Colorectal cancer is among the leading causes of death worldwide. Here, we investigate the molecular mechanism of crocin-induced apoptosis in colorectal cancer cells. Crocin was shown here to inhibit proliferation of both HCT wildtype and HCT p53-/- cell lines at a concentration of 10 mM. Flow cytometric analysis of cell cycle distribution revealed that there was an accumulation of HCT wildtype cells in G1 compared to the control after 24 and 48 hours of crocin treatment, respectively. However, crocin induced only mild G2 arrest in HCT p53-/- after 24 hours. Crocin induced apoptosis in both cell lines in a time dependent manner. Nevertheless, p53 deficient cells were not able to repair the damage induced by crocin. Crocin induced inefficient autophagy in HCT p53-/- cells where crocin induced the formation of LC3-II which was combined by a decrease in the protein levels of beclin 1 and Atg7 and no clear p62 degradation.

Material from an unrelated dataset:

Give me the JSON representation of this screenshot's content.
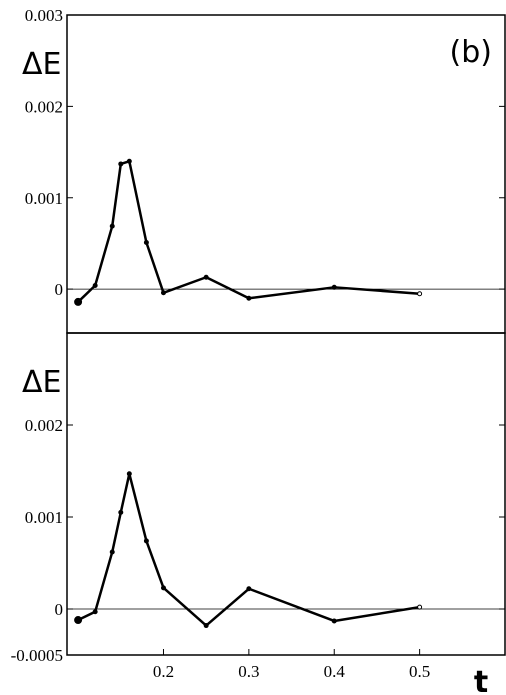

Autophagosome formation was not detected in HCT p53-/- after crocin treatment predicting a nonfunctional autophagosome formation. There was a significant increase of p62 after treating the cells with Bafilomycin A1 (Baf) and crocin compared to crocin exposure alone, indicating an effective autophagic flux. Annexin V staining showed that Baf-pretreatment enhanced the induction of apoptosis in HCT wildtype cells. Baf-exposed-HCT p53-/- cells did not show any enhancement of apoptosis induction despite an increase in the DNA damage sensor accumulation, γH2AX indicating that crocin induced an autophagy-independent classical programmed cell death. Citation Information: Mol Cancer Ther 2013;12(11 Suppl):A21. Citation Format: Amr Amin, Khuloud Bajbouj, Adrian Koch, M. Gandesiri, Regine Schneider-Stock. Autophagy: A potential target for colorectal cancer therapeutics. [abstract]. In: Proceedings of the AACR-NCI-EORTC International Conference: Molecular Targets and Cancer Therapeutics; 2013 Oct 19-23; Boston, MA. Philadelphia (PA): AACR; Mol Cancer Ther 2013;12(11 Suppl):Abstract nr A21.